Я наблюдаю, как последний человек пересекает тоннель, и спустя несколько мгновений, когда в нем уже никого не остается, Одетт позволяет земле обрушиться. Тогда вся ее магия устремляется вверх, к стенам.
Раздается
Потом наступает тишина. Легкий сумеречный свет разливается по залу, выхватывая из темноты каменное лицо Гауэко.
Бреши. В потолке. В каменной кладке. В стенах.
Тишина разрывается боевыми криками, когда солдаты проникают через пролом, и их шаги эхом разносятся по галереям.
Я снова смотрю на Одетт. Она завороженно любуется разрушенной стеной, и эта странная игра света делает так, что кроваво-красные глаза Гауэко словно оживают.
Посмотри на меня, прошу я. Посмотри на меня… умоляю.

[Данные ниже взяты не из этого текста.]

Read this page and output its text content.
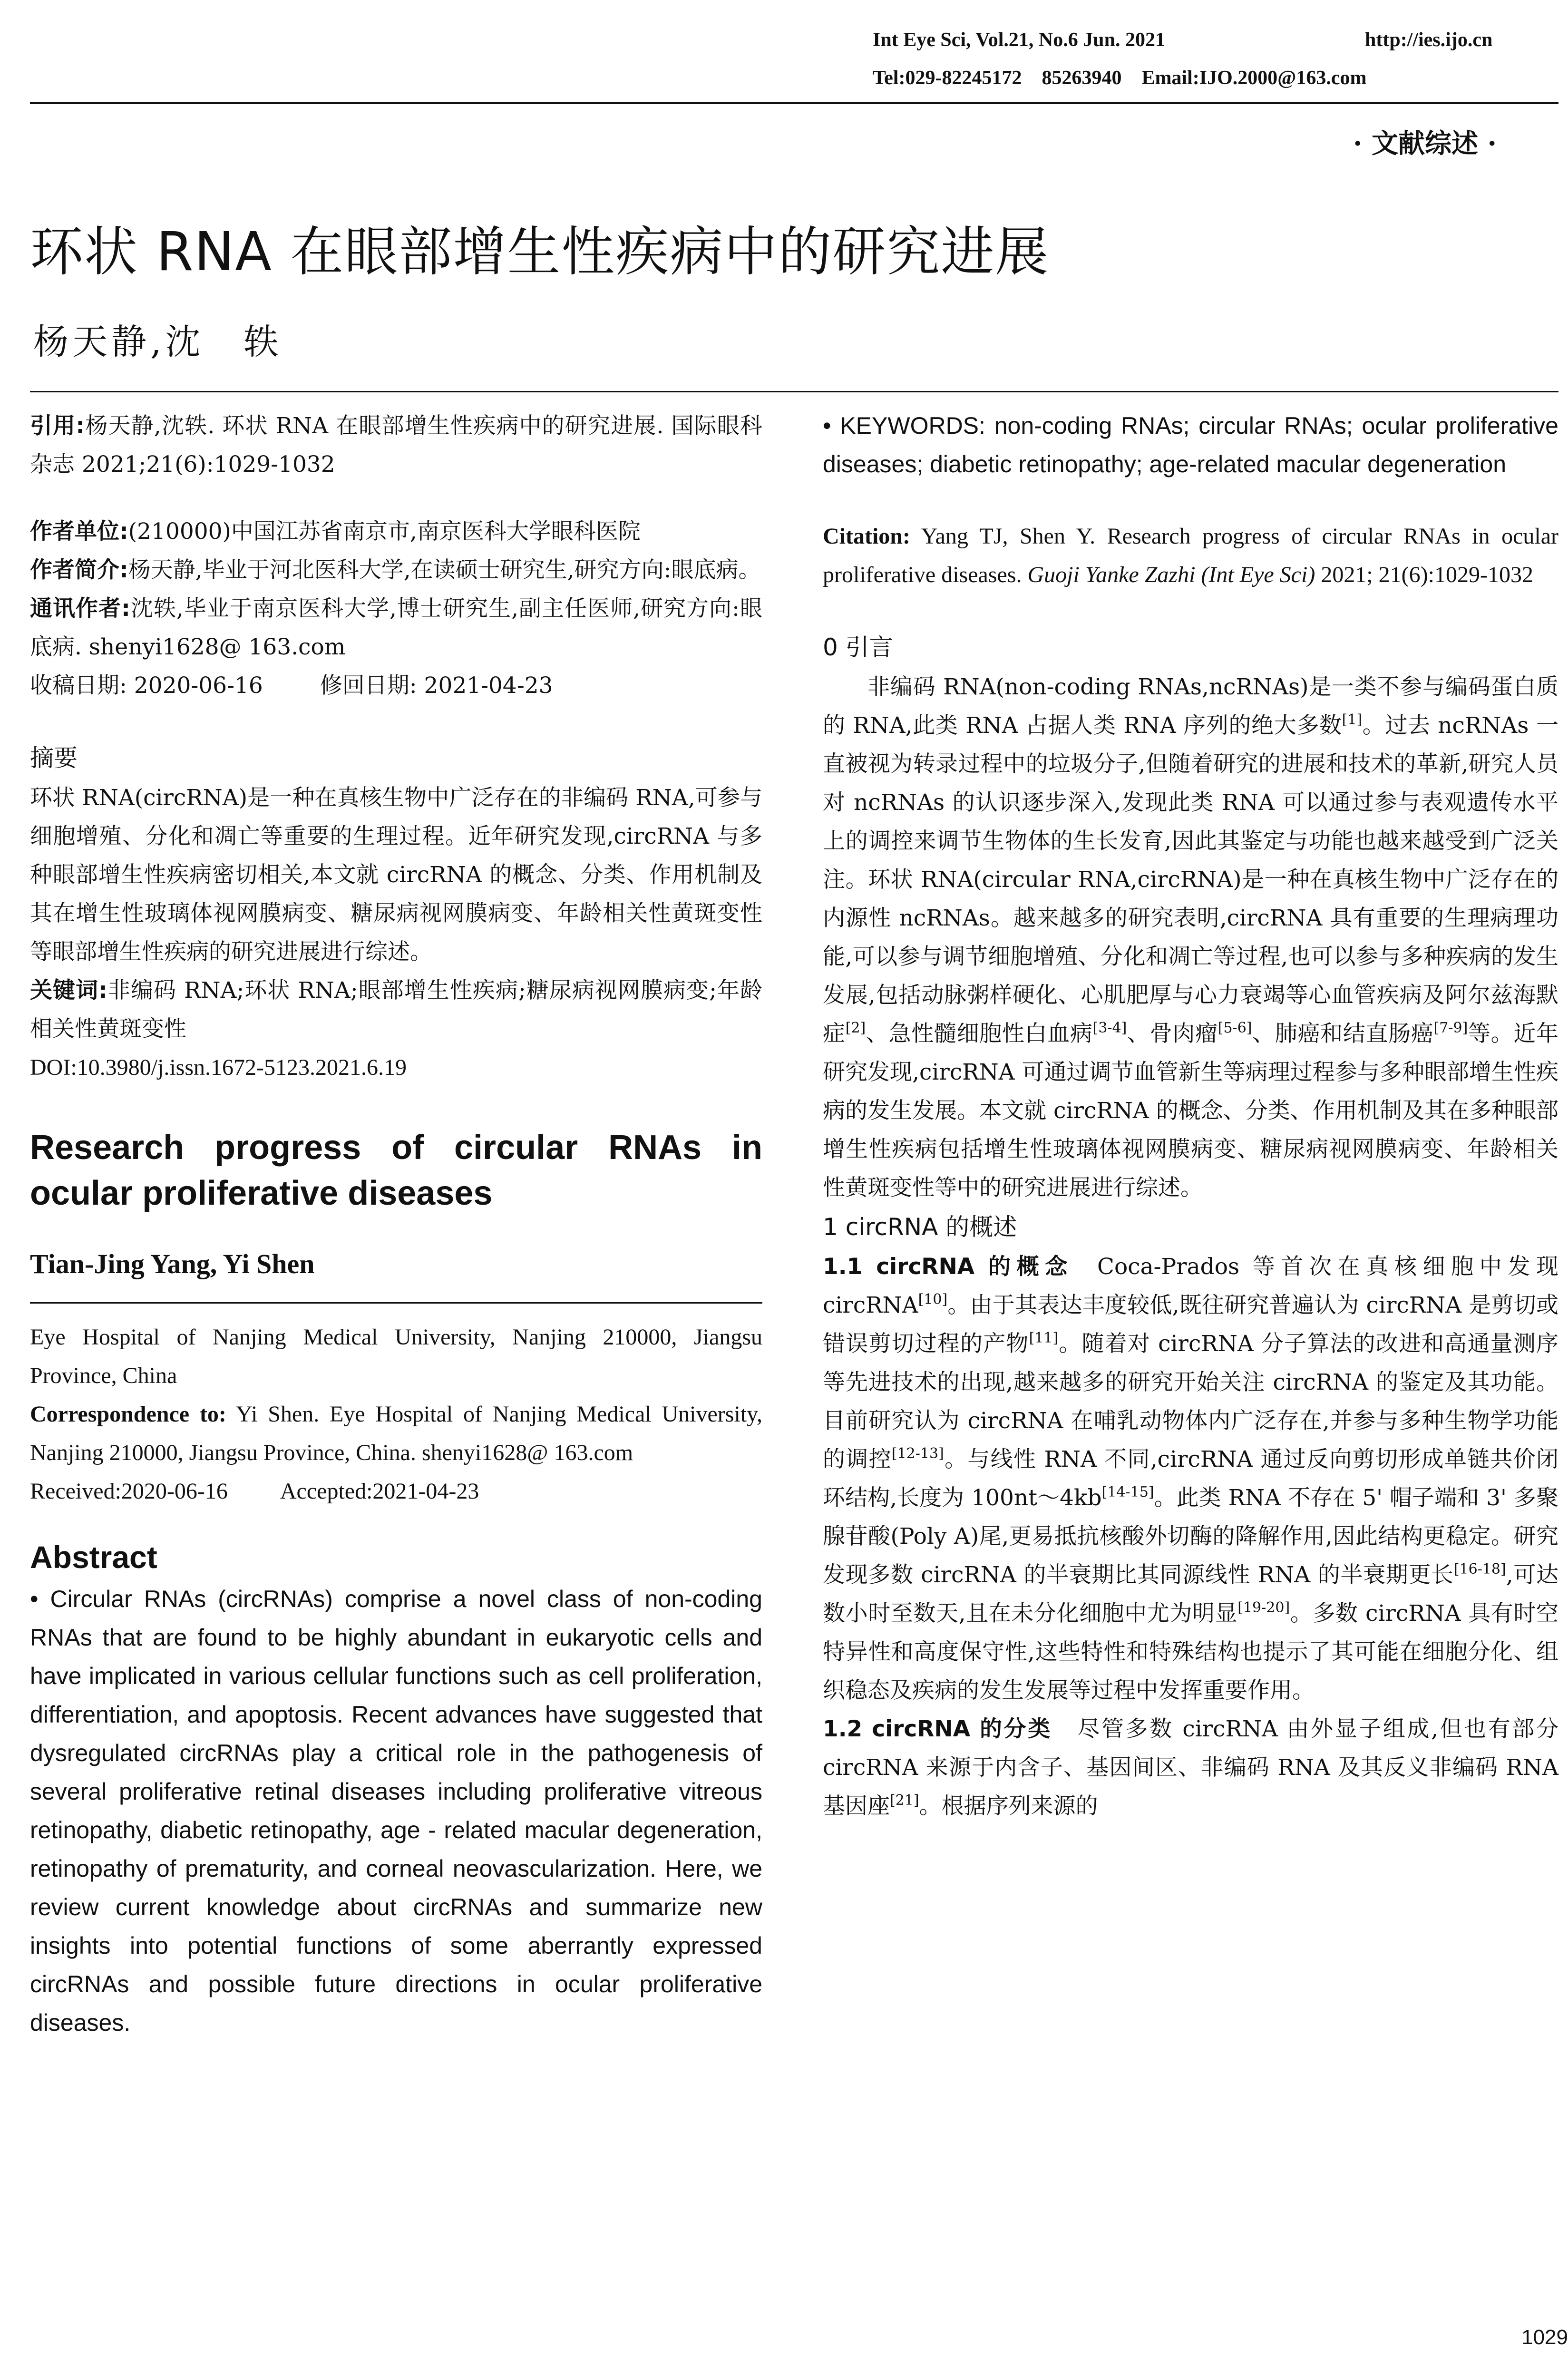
Int Eye Sci, Vol.21, No.6 Jun. 2021	http://ies.ijo.cn
Tel:029-82245172    85263940    Email:IJO.2000@163.com
· 文献综述 ·
环状 RNA 在眼部增生性疾病中的研究进展
杨天静,沈　轶

引用:杨天静,沈轶. 环状 RNA 在眼部增生性疾病中的研究进展. 国际眼科杂志 2021;21(6):1029-1032

作者单位:(210000)中国江苏省南京市,南京医科大学眼科医院

作者简介:杨天静,毕业于河北医科大学,在读硕士研究生,研究方向:眼底病。

通讯作者:沈轶,毕业于南京医科大学,博士研究生,副主任医师,研究方向:眼底病. shenyi1628@ 163.com

收稿日期: 2020-06-16	修回日期: 2021-04-23

摘要

环状 RNA(circRNA)是一种在真核生物中广泛存在的非编码 RNA,可参与细胞增殖、分化和凋亡等重要的生理过程。近年研究发现,circRNA 与多种眼部增生性疾病密切相关,本文就 circRNA 的概念、分类、作用机制及其在增生性玻璃体视网膜病变、糖尿病视网膜病变、年龄相关性黄斑变性等眼部增生性疾病的研究进展进行综述。

关键词:非编码 RNA;环状 RNA;眼部增生性疾病;糖尿病视网膜病变;年龄相关性黄斑变性

DOI:10.3980/j.issn.1672-5123.2021.6.19

Research progress of circular RNAs in ocular proliferative diseases

Tian-Jing Yang, Yi Shen

Eye Hospital of Nanjing Medical University, Nanjing 210000, Jiangsu Province, China

Correspondence to: Yi Shen. Eye Hospital of Nanjing Medical University, Nanjing 210000, Jiangsu Province, China. shenyi1628@ 163.com

Received:2020-06-16 Accepted:2021-04-23

Abstract

• Circular RNAs (circRNAs) comprise a novel class of non-coding RNAs that are found to be highly abundant in eukaryotic cells and have implicated in various cellular functions such as cell proliferation, differentiation, and apoptosis. Recent advances have suggested that dysregulated circRNAs play a critical role in the pathogenesis of several proliferative retinal diseases including proliferative vitreous retinopathy, diabetic retinopathy, age - related macular degeneration, retinopathy of prematurity, and corneal neovascularization. Here, we review current knowledge about circRNAs and summarize new insights into potential functions of some aberrantly expressed circRNAs and possible future directions in ocular proliferative diseases.

• KEYWORDS: non-coding RNAs; circular RNAs; ocular proliferative diseases; diabetic retinopathy; age-related macular degeneration

Citation: Yang TJ, Shen Y. Research progress of circular RNAs in ocular proliferative diseases. Guoji Yanke Zazhi (Int Eye Sci) 2021; 21(6):1029-1032

0 引言

非编码 RNA(non-coding RNAs,ncRNAs)是一类不参与编码蛋白质的 RNA,此类 RNA 占据人类 RNA 序列的绝大多数[1]。过去 ncRNAs 一直被视为转录过程中的垃圾分子,但随着研究的进展和技术的革新,研究人员对 ncRNAs 的认识逐步深入,发现此类 RNA 可以通过参与表观遗传水平上的调控来调节生物体的生长发育,因此其鉴定与功能也越来越受到广泛关注。环状 RNA(circular RNA,circRNA)是一种在真核生物中广泛存在的内源性 ncRNAs。越来越多的研究表明,circRNA 具有重要的生理病理功能,可以参与调节细胞增殖、分化和凋亡等过程,也可以参与多种疾病的发生发展,包括动脉粥样硬化、心肌肥厚与心力衰竭等心血管疾病及阿尔兹海默症[2]、急性髓细胞性白血病[3-4]、骨肉瘤[5-6]、肺癌和结直肠癌[7-9]等。近年研究发现,circRNA 可通过调节血管新生等病理过程参与多种眼部增生性疾病的发生发展。本文就 circRNA 的概念、分类、作用机制及其在多种眼部增生性疾病包括增生性玻璃体视网膜病变、糖尿病视网膜病变、年龄相关性黄斑变性等中的研究进展进行综述。

1 circRNA 的概述

1.1 circRNA 的概念 Coca-Prados 等首次在真核细胞中发现 circRNA[10]。由于其表达丰度较低,既往研究普遍认为 circRNA 是剪切或错误剪切过程的产物[11]。随着对 circRNA 分子算法的改进和高通量测序等先进技术的出现,越来越多的研究开始关注 circRNA 的鉴定及其功能。目前研究认为 circRNA 在哺乳动物体内广泛存在,并参与多种生物学功能的调控[12-13]。与线性 RNA 不同,circRNA 通过反向剪切形成单链共价闭环结构,长度为 100nt～4kb[14-15]。此类 RNA 不存在 5' 帽子端和 3' 多聚腺苷酸(Poly A)尾,更易抵抗核酸外切酶的降解作用,因此结构更稳定。研究发现多数 circRNA 的半衰期比其同源线性 RNA 的半衰期更长[16-18],可达数小时至数天,且在未分化细胞中尤为明显[19-20]。多数 circRNA 具有时空特异性和高度保守性,这些特性和特殊结构也提示了其可能在细胞分化、组织稳态及疾病的发生发展等过程中发挥重要作用。

1.2 circRNA 的分类 尽管多数 circRNA 由外显子组成,但也有部分 circRNA 来源于内含子、基因间区、非编码 RNA 及其反义非编码 RNA 基因座[21]。根据序列来源的

1029
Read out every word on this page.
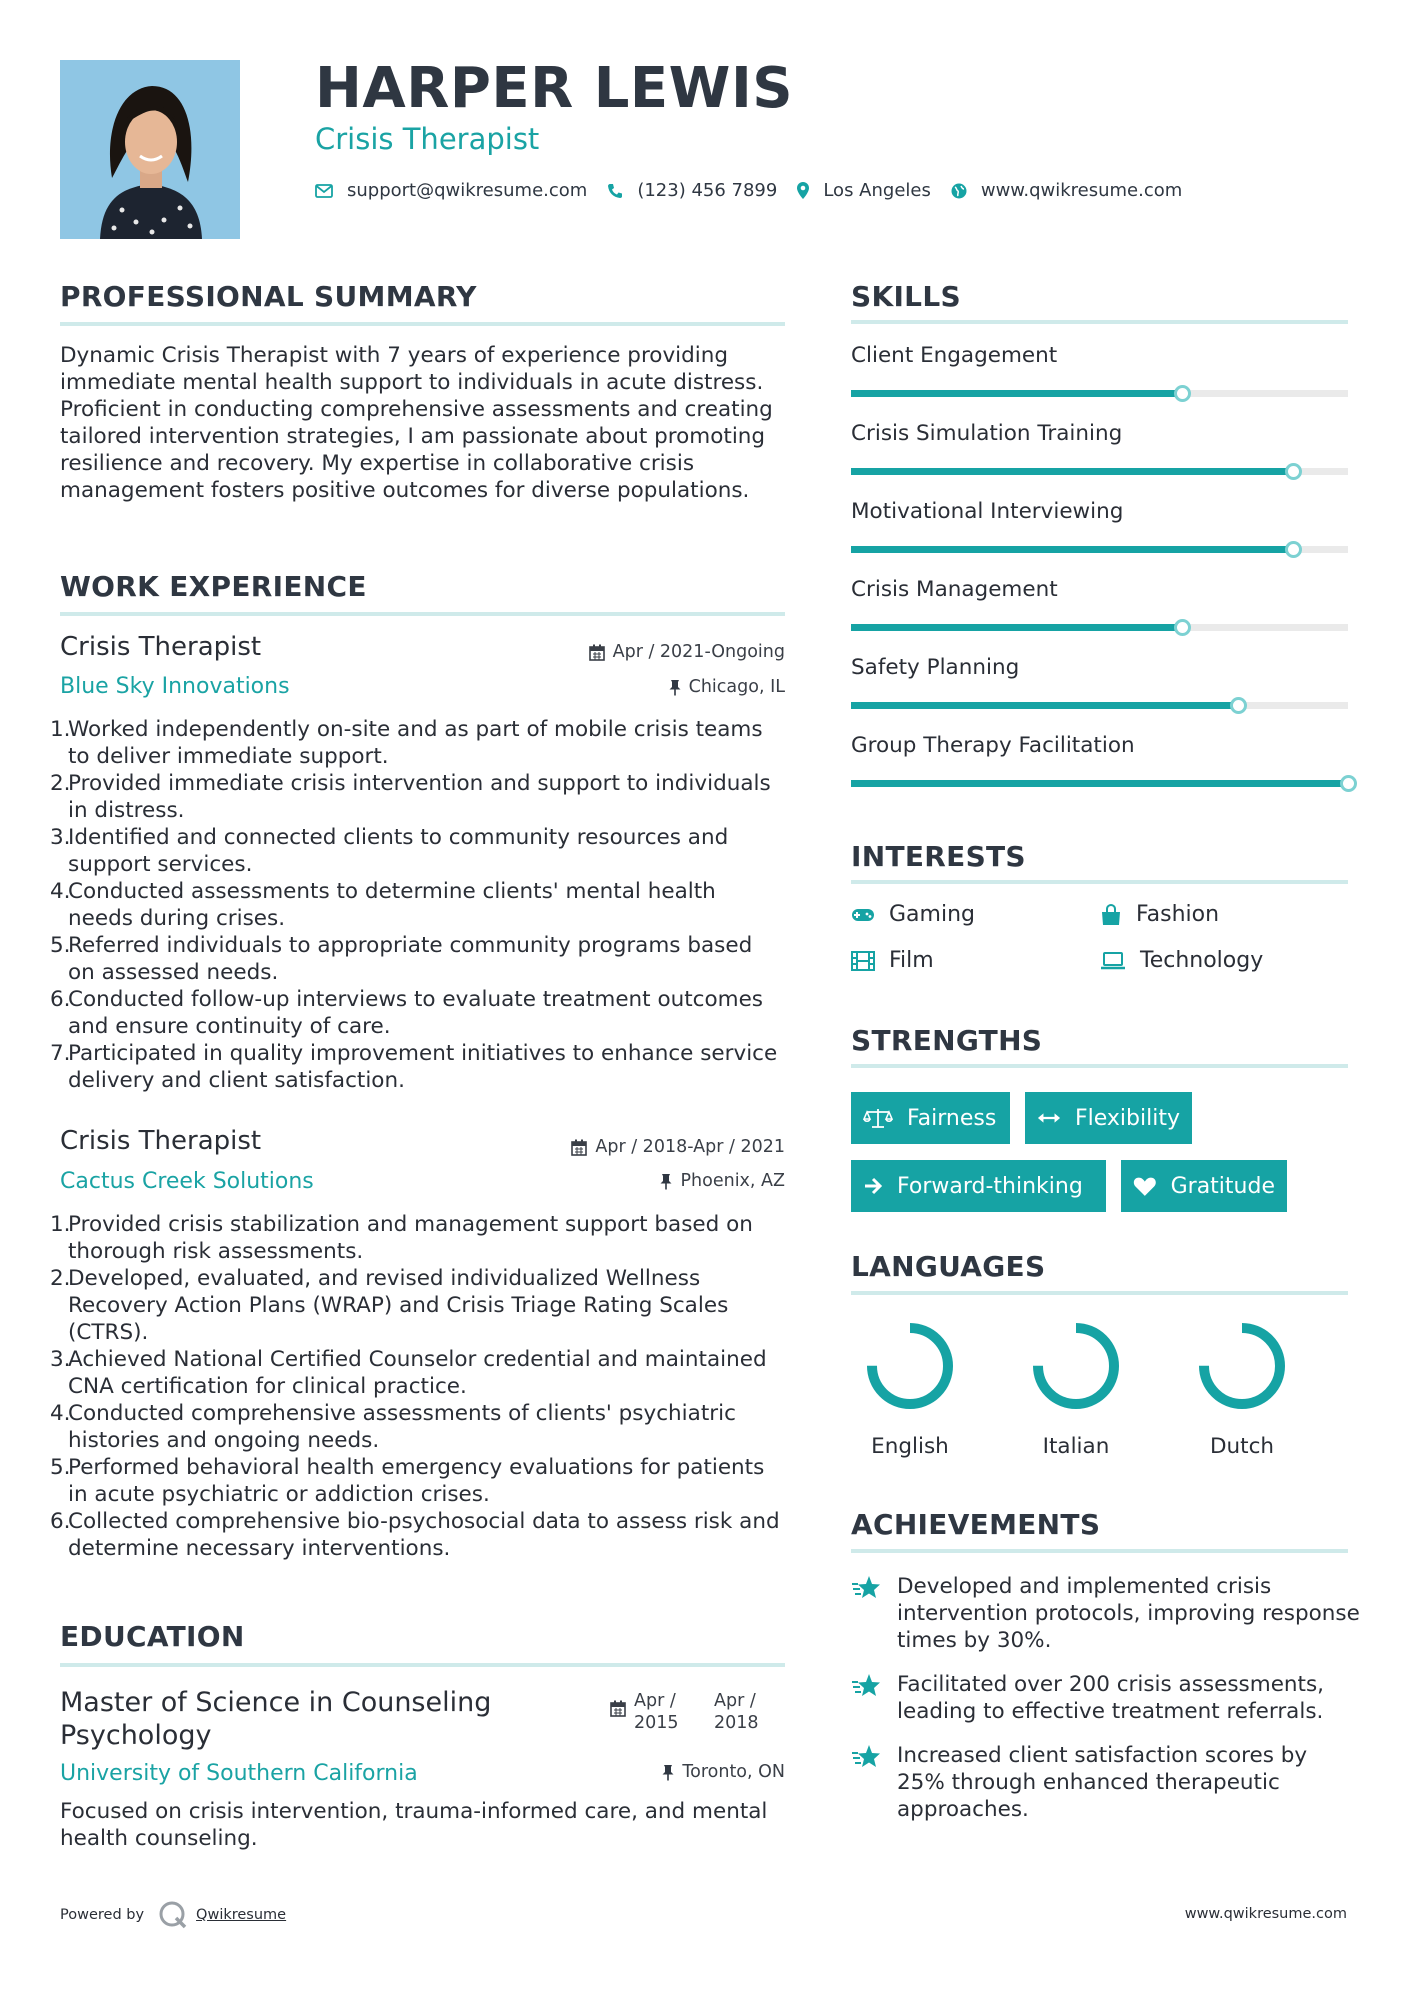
HARPER LEWIS
Crisis Therapist
support@qwikresume.com	(123) 456 7899	Los Angeles	www.qwikresume.com
PROFESSIONAL SUMMARY
Dynamic Crisis Therapist with 7 years of experience providing immediate mental health support to individuals in acute distress. Proficient in conducting comprehensive assessments and creating tailored intervention strategies, I am passionate about promoting resilience and recovery. My expertise in collaborative crisis management fosters positive outcomes for diverse populations.
WORK EXPERIENCE
Crisis Therapist	Apr / 2021-Ongoing
Blue Sky Innovations	Chicago, IL
1.
Worked independently on-site and as part of mobile crisis teams to deliver immediate support.
2.
Provided immediate crisis intervention and support to individuals in distress.
3.
Identified and connected clients to community resources and support services.
4.
Conducted assessments to determine clients' mental health needs during crises.
5.
Referred individuals to appropriate community programs based on assessed needs.
6.
Conducted follow-up interviews to evaluate treatment outcomes and ensure continuity of care.
7.
Participated in quality improvement initiatives to enhance service delivery and client satisfaction.
Crisis Therapist	Apr / 2018-Apr / 2021
Cactus Creek Solutions	Phoenix, AZ
1.
Provided crisis stabilization and management support based on thorough risk assessments.
2.
Developed, evaluated, and revised individualized Wellness Recovery Action Plans (WRAP) and Crisis Triage Rating Scales (CTRS).
3.
Achieved National Certified Counselor credential and maintained CNA certification for clinical practice.
4.
Conducted comprehensive assessments of clients' psychiatric histories and ongoing needs.
5.
Performed behavioral health emergency evaluations for patients in acute psychiatric or addiction crises.
6.
Collected comprehensive bio-psychosocial data to assess risk and determine necessary interventions.
EDUCATION
Master of Science in Counseling Psychology
Apr / 2015
Apr / 2018
University of Southern California	Toronto, ON
Focused on crisis intervention, trauma-informed care, and mental health counseling.
SKILLS
Client Engagement
Crisis Simulation Training
Motivational Interviewing
Crisis Management
Safety Planning
Group Therapy Facilitation
INTERESTS
Gaming	Fashion
Film	Technology
STRENGTHS
Fairness	Flexibility
Forward-thinking	Gratitude
LANGUAGES
English	Italian	Dutch
ACHIEVEMENTS
Developed and implemented crisis intervention protocols, improving response times by 30%.
Facilitated over 200 crisis assessments, leading to effective treatment referrals.
Increased client satisfaction scores by 25% through enhanced therapeutic approaches.
Powered by	Qwikresume	www.qwikresume.com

Я хочу уйти, запечатлев ее в памяти. Я хочу, чтобы ее взгляд был последним, что я увижу. Но даже открыть рот, чтобы попросить об этом, у меня уже нет сил. И когда она улыбается, когда ее чуть приоткрытые губы изгибаются в улыбке победы, я принимаю этот последний подарок.
Тогда ледяные когти касаются моего лица, но я не оборачиваюсь. Мне и так известно, кто это и зачем пришел.
Я держусь за образ Одетт. И в конце концов закрываю глаза.
Глава 40
Одетт
Мне не хватает воздуха, и легкие горят.
Магия все еще дрожит в моих пальцах мелкими судорожными толчками.
Крики наших солдат вызывают у меня улыбку, а осознание победы вырывает из груди сдавленный звук — что-то среднее между смехом и рыданием.
Но я еще не закончила.
Я смотрю на руку, лежащую поверх моей, и понимаю, еще до того, как увижу его лицо, что он больше не сжимает ее.
Кириан.
Ощущение ужаса пронзает меня, как стрела, когда я всматриваюсь в его лицо и вижу, что он закрыл глаза.
Нет, твержу я себе.
Сжимаю его руку.
— Кириан… — шепчу еле слышно.
Но он не реагирует.
Я осторожно убираю его ладонь, кладу свою на его рану, направляю туда последний слабый поток магии, что еще остался во мне.
И рана не заживается.
— Кириан… — повторяю.
Леденящий ужас сползает вниз по позвоночнику, и все вокруг исчезает: шум битвы, влажный запах земли, пугающее каменное лицо, застывшее над нами…
Глубокая, разрывающая боль разносит меня на части, и я знаю, что причина не в усталости, не в истощении, а в том, что Эрио только что вырвал кусок моей души.
Я беру его лицо в ладони, и оно склоняется ко мне — такое красивое… и неподвижное.
Рыдание срывается с моих губ.
— Кириан… — повторяю, и мой голос звучит так, будто он больше не принадлежит мне. — Нет. Нет… Кириан, я люблю тебя. Ты слышишь меня? Кириан… Я люблю тебя. Я люблю тебя так, как не любила никого. И ты мне нужен. Мне нужен ты, потому что без тебя… Я умру, Кириан. Я умру без тебя.